The action unfolds inside a cabinet room, behind whose closed doors gather the people who nominally hold power over the country. As the plot develops, however, it becomes clear that they control far less than they claim, or rather, almost nothing at all, yet they continue to perform the illusion of governance and go through the motions of decision-making. Their decisions are entirely disconnected from real problems: the state is drifting toward crisis, war has become the background noise of everyday life, corruption has seeped into every level of the system, and a genuine catastrophe is approaching. These themes inevitably evoke associations with the present day, yet the playwright deliberately avoids direct political references. This keeps the production from becoming a commentary on specific events and gives it a more universal resonance: every audience member will recognise in it their own story, their own fears, their own country.

The play balances masterfully between satire and drama. On one hand, we are presented with an almost grotesque world of officials who continue to defend the system even as it visibly crumbles around them. On the other, the playwright never lets the characters become caricatures. Behind the titles, ranks, and political slogans are people with their own fears, attachments, and inner contradictions. State crises are mirrored in family conflicts, professional ambitions collide with personal loyalties, and conversations about duty and responsibility gradually give way to conversations about love, loneliness, and fear. The cabinet room, in turn, becomes a space of deeply human drama.

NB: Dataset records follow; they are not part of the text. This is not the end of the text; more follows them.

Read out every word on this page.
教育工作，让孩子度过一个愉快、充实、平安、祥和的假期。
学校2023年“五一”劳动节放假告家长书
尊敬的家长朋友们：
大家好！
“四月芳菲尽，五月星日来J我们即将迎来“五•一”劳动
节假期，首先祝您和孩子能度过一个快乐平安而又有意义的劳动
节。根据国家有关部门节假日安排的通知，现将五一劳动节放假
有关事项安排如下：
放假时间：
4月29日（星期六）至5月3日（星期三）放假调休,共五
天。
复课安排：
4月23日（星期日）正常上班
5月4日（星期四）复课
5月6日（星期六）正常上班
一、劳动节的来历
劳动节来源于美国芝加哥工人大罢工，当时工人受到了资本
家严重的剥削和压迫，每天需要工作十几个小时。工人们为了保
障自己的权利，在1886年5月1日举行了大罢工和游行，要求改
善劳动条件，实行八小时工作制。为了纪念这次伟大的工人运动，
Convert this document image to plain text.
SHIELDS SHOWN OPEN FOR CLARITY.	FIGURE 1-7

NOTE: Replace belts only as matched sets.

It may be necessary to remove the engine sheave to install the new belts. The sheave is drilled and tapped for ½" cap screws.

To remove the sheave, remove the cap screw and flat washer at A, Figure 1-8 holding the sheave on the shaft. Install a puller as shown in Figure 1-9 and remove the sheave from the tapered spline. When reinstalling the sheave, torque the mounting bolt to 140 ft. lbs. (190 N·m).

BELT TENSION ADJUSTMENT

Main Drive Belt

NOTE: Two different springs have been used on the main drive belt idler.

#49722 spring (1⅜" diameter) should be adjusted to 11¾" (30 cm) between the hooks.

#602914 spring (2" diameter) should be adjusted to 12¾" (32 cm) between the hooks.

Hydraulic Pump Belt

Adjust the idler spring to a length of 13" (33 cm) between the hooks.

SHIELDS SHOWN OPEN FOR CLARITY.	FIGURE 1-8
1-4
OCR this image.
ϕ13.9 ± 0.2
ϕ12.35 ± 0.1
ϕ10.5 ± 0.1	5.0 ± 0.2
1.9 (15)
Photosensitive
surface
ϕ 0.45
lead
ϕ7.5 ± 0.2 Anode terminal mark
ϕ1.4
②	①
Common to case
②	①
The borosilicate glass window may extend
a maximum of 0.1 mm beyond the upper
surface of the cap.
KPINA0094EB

Some of the dramatic moves can be anticipated early on: we understand fairly quickly that a power built on fear and moral compromise cannot sustain itself indefinitely. But what matters here is not the ending itself, so much as the path toward it. The production does not examine the moment a system collapses but rather the process of its internal decay, slow, painful, and strikingly human.

Non-verbal modes of expression carry particular weight in this production. Among them are dialogues built on indirection and subtext, through which the characters’ emotions are conveyed through the tension between words rather than the words themselves. The musical score creates a dense atmosphere and amplifies the emotional charge of key scenes, while the work with gesture and expression fills in what the text leaves unsaid. The visual design is equally vital: designer Olya Lysenko has conceived the costumes and set not only to define the action’s space but also to imbue it with an additional layer of significance.

The final scene deepens this sense of layered complexity. A song plays as a banner unfurls behind the characters, its inscription printed in red, which in this context reads as a mark of bloodshed and a memorial to the system’s victims. The words on the banner function as a direct, almost journalistic statement: “I сannot say whether things will get better if we change; what I can say is THEY MUST CHANGE if they are to get BETTER”.

This line closes the play, leaving the audience in profound reflection. Can the historical cycle be broken? Can power voluntarily relinquish itself? And at what point does personal responsibility cease to be a private choice and become a question of collective futures?

The title of the production translates as “omen,” and that word holds its central meaning. This is a warning about what happens when those in power make decisions without thinking about the consequences. The narrative presented on stage resonates not merely as a recounting of the past, but as a disquieting reflection on the present and a cautionary glimpse into a future destined to repeat itself. This cycle can only be broken if individuals are willing to critically reevaluate the underlying principles that govern state power.